So just the ETL portion is that slow? That's really odd. I think I see faster performance than that ETLing on Hadoop. Unless there's something complex going on here.
Did you see the steps being performed in the workflow? How would you perform these steps on hadoop and what kind of times would you expect for the different steps in the workflow?
I went back to see and only just realized you had a “TLDR here’s the full details” bit. Missed that and saw only the 5x faster ETL which I figured was what you were crowing about. I’ll have to look at the rest later. I still don’t get why the ETL phase has to be so slow but maybe it’ll be obvious when I look, like you’re doing extensive transformations or something. But no one would just call that “just ETL”. Anyway, I’ll see for sure later.
Cacaw!
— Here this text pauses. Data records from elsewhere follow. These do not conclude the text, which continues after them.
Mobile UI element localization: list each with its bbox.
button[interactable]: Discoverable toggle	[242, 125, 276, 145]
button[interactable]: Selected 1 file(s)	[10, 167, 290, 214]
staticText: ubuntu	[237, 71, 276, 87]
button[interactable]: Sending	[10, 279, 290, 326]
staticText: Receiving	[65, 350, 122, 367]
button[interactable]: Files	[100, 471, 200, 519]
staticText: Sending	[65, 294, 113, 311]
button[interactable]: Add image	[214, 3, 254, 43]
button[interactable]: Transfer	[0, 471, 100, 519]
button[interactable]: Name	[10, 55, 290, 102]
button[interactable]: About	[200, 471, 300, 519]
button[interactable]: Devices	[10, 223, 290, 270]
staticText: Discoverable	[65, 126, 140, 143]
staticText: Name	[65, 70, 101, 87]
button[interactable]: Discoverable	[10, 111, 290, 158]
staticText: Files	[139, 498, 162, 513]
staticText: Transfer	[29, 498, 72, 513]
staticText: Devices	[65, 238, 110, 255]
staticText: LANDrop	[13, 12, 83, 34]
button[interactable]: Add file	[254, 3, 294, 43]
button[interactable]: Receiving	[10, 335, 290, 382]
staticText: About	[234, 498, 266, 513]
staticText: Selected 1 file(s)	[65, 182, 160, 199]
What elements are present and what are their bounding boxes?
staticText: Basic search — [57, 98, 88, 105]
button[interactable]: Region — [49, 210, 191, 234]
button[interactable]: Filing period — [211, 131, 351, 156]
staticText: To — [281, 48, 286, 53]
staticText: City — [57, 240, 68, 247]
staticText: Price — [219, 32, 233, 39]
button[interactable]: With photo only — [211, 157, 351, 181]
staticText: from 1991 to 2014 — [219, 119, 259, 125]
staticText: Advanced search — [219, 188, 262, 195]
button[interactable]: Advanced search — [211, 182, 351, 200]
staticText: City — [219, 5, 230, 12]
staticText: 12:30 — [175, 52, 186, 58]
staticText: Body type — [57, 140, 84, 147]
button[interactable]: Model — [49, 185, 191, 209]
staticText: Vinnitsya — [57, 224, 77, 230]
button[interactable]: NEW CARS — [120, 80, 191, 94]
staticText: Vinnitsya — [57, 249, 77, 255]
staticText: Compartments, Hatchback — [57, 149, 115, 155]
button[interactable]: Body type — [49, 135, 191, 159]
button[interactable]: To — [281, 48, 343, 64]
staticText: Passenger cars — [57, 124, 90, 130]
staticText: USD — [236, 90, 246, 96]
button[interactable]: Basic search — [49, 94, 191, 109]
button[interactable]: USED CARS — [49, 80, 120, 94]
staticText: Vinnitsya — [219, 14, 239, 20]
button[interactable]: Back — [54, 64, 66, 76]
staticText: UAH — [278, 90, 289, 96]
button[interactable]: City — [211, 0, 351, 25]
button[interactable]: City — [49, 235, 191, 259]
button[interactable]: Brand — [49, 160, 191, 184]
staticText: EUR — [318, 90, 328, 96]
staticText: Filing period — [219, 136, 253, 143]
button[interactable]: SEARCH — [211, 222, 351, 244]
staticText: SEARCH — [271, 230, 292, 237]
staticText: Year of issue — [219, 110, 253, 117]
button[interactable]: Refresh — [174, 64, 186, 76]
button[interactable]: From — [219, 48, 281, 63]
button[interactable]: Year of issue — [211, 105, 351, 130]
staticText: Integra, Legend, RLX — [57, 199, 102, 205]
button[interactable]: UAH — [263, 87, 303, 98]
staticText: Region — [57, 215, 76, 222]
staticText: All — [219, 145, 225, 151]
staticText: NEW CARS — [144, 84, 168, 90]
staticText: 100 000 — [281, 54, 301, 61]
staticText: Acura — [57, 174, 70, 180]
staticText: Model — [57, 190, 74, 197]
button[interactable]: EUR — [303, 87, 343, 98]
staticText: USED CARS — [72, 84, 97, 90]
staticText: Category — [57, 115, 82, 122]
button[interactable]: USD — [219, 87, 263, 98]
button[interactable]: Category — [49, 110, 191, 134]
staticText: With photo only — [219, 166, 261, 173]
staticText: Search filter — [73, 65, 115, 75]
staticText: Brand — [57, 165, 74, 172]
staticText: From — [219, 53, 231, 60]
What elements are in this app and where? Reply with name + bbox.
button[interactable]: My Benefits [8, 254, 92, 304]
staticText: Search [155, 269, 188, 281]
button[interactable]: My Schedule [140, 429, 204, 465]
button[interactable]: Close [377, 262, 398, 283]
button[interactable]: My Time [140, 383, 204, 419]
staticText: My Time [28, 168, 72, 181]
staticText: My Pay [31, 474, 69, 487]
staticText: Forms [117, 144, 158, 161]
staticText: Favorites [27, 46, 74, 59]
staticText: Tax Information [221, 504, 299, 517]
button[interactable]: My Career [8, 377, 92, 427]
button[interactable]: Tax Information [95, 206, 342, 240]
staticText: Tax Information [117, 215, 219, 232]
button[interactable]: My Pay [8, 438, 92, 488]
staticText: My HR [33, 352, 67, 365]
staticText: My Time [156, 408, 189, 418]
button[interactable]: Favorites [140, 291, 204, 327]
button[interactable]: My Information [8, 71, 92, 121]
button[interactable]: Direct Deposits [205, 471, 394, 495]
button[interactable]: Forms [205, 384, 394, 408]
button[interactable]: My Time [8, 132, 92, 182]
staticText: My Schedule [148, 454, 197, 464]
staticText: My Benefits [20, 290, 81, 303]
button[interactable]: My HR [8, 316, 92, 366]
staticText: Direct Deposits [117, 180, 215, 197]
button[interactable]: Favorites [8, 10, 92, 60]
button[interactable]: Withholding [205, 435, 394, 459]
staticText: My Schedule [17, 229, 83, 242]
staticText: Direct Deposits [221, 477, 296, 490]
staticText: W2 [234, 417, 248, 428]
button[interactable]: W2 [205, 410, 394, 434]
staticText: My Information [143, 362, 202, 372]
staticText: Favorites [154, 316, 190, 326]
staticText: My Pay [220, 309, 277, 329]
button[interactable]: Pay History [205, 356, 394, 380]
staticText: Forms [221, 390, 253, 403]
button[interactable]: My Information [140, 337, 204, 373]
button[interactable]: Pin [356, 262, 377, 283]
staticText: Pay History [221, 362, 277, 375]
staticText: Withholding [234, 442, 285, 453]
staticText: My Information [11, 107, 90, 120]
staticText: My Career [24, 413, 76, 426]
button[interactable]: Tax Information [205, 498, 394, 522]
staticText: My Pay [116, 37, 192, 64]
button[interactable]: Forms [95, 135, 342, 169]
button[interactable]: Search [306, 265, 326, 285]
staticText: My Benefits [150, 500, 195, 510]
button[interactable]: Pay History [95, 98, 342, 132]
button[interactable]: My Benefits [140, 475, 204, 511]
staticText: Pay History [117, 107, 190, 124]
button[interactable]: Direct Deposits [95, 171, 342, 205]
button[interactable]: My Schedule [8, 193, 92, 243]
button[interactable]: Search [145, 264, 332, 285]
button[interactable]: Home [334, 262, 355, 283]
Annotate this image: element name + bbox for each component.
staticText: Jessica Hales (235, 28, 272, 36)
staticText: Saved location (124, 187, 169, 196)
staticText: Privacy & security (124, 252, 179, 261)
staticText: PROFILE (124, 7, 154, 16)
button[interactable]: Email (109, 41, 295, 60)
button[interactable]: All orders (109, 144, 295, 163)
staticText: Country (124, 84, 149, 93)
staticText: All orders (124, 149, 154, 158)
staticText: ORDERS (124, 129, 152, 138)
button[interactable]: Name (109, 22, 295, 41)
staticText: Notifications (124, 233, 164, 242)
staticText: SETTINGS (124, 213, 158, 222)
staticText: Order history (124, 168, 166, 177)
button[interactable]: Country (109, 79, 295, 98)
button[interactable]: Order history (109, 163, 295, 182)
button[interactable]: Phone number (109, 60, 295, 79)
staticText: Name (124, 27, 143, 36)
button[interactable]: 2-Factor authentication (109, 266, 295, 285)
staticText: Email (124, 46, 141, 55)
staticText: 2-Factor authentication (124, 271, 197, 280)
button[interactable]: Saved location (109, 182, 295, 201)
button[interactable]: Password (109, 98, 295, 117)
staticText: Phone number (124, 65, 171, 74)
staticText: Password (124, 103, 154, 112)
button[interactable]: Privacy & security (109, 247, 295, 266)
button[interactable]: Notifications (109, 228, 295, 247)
I am glad the crowing reached you :). You probably did not get far if you are still on the old numbers that was in the first paragraph.
ETL can be very extensive. For example, we first built this when we had to take data from 15 different database systems that represented individuals and their pension contributions and join across these systems. It was a largish join about ~4 tables from each system so around a 60 table join.
That was "JUST ETL". The job was preparing the data for training. ETL is often times a large part of people's workflow. Looking for needle situations in a haystack. That can be JUST ETL. If you believe there is a more apt word for extracting data from a system, performing unspeakable transformations on it, then making that information available to another process then please tell me. Being of Peruvian stock myself I take great license with my language and grammar.